Pontiac’s two-door hardtops in ’58 shared their greenhouse with the Chevrolet Impala Sport Coupe introduced that year. Various trim models employed different bolt-on elements within the side trim—the Star Chiefs here feature a stylized reverse-scoop thingie in the cove, while the Bonneville sports a giant rocket nozzle. (See slide show gallery below.) The plainer Chieftain and Super Chief models were tastefully bare in this area.
The 1959 model year brought the introduction of two trademark Pontiac features: the two-part split grille and the Wide-Track look. Noting that the bodies had grown too wide for their track widths, creating an awkward, tippy appearance, GM designer Chuck Jordan kicked the wheels outboard, increasing the track width from approximately 58 inches to a full 64 inches, filling the wheel wells and creating a more athletic stance.
The ’59’s rear-end treatment is busy, with star-burst tailfins and inverted mini-fins pressed into the bumper. This Bonneville Vista four-door features GM’s thin-pillared pancake roof, a design that lasted but two years.
For 1960, Pontiac kept the Wide-Track theme but inexplicably dropped the split grille, a one-year feature that makes the ’60 an easy ID for car spotters today. The sculpted full-width grille was a favorite of GM Styling VP Bill Mitchell.
Compared to the gimmicky, almost garish ’59, the ’60 is relatively clean and restrained in its styling. By now, the Pontiac V8 had grown to 389 CID and was showing its muscle on the drag strips and oval tracks. Here’s Chuck Stevenson at a track that looks like Milwaukee.
The split grille returned in 1961, re-establishing a styling signature that would remain until the Pontiac brand was discontinued in 2010. Bonneville four-door hardtop shown here.
The 1962 model finalized the classic Pontiac quad-lamp, split-grille style, and it remains one of most popular model years in present day. GM’s convertible-look hardtop roof, shown here, also made its first appearance in ’62.
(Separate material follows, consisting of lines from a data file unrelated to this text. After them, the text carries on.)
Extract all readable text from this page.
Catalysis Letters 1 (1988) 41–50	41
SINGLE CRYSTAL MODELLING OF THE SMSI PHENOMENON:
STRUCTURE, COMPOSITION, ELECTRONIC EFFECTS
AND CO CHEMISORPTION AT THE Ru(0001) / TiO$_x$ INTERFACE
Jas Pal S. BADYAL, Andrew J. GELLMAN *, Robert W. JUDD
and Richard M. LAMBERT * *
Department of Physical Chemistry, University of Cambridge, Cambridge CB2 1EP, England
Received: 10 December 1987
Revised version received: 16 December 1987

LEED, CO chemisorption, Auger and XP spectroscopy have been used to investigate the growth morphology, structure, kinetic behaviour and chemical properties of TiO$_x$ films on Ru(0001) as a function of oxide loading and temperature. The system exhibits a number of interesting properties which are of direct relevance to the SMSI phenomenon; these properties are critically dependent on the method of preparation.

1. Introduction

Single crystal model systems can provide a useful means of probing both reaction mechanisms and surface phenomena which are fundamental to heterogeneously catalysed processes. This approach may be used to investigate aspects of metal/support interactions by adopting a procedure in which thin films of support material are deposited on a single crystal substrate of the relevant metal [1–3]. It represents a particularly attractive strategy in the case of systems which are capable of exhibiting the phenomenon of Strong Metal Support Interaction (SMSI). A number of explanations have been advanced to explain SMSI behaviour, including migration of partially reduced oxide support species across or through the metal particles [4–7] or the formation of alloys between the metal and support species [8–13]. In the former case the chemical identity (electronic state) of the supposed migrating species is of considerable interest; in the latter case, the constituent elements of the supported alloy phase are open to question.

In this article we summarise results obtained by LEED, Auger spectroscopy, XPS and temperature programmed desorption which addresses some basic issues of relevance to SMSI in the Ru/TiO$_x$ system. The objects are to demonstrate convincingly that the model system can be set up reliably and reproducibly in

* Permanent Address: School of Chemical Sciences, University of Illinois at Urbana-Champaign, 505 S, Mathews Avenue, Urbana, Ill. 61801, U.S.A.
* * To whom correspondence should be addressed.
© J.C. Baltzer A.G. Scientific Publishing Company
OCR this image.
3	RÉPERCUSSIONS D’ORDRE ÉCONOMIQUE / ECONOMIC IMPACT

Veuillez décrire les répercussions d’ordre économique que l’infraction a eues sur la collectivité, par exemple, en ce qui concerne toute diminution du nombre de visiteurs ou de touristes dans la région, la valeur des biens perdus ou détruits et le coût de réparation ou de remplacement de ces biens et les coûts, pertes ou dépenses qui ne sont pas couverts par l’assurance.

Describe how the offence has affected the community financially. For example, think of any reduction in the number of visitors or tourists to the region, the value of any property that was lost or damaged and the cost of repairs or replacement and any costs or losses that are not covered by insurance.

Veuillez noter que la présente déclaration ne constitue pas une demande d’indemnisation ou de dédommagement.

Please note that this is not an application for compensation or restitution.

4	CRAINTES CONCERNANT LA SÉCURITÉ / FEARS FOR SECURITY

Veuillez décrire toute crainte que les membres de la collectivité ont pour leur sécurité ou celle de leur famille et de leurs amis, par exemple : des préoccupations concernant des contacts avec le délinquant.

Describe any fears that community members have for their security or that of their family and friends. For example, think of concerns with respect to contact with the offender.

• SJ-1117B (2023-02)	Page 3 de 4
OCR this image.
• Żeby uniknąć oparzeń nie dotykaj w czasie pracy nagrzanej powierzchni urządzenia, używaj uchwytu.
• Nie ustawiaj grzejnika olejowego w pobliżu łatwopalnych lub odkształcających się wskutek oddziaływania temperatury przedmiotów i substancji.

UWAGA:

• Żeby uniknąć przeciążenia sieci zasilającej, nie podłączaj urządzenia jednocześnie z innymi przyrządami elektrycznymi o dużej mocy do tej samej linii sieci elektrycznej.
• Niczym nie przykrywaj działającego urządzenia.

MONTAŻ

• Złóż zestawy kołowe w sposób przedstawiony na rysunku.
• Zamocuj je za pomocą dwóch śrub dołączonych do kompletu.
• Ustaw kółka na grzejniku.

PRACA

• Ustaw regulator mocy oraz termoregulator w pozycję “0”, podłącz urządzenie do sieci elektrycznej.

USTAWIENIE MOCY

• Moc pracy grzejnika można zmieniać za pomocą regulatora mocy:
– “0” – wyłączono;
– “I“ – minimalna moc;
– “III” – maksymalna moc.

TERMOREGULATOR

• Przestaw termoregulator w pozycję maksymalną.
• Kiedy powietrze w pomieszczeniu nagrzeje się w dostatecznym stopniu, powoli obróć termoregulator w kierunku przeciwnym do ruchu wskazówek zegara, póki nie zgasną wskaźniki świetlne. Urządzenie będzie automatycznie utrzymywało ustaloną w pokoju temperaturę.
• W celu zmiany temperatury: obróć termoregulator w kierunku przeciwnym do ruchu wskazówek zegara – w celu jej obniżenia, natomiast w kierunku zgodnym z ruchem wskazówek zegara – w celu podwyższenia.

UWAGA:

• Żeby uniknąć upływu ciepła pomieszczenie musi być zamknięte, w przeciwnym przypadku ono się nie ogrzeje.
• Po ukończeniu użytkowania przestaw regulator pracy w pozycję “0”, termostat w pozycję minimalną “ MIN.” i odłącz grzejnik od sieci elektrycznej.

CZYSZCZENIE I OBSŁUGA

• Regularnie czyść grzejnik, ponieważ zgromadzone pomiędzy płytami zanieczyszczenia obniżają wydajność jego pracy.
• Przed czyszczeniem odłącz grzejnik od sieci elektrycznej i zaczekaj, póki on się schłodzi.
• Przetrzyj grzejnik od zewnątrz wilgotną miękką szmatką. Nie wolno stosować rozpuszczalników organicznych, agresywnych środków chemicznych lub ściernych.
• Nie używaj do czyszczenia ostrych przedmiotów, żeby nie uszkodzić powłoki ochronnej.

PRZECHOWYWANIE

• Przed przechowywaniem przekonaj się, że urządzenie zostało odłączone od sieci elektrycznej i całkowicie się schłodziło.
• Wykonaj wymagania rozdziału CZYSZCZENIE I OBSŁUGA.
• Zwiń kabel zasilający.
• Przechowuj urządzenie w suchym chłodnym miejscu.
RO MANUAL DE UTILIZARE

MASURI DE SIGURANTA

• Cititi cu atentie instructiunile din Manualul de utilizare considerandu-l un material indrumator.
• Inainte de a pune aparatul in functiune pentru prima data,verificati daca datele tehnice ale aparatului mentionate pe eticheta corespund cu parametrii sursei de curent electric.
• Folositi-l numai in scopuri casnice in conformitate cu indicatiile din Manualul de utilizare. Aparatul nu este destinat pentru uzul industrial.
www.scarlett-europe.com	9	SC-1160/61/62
This rear view of the ’62 Catalina shows off the signature crescent taillamps. On the upmarket Bonneville, each lamp contains an extra segment that extends horizontally across the rear. (See slide show.)
Vertical quad headlamps made their first appearance on the 1963 Pontiac line, another easy tell for car spotters. The Grand Prix, shown here, employed a unique roofline and backlight with curved, concave glass. This is the archetypal Bill Mitchell look.
At the rear, the ’63 Pontiac is identified by its elegant vertical taillamps and a form-fitting, tucked-in rear bumper. The three chrome hash marks on the C pillar indicate that is a Star Chief.
Here’s the final entry in this Spotter’s Guide, the 1964 line. The heavy, die-cast quad headlamp housings up front were replaced with more delicate trim. Shown here is a Catalina Convertible—Pontiac typically offered convertibles in multiple trim models in these years.
It’s easy to spot a ’64 Pontiac driving away. (Bonneville two and four-door hardtops shown here.) Those beautiful boomerang taillamps look like nothing else on the road.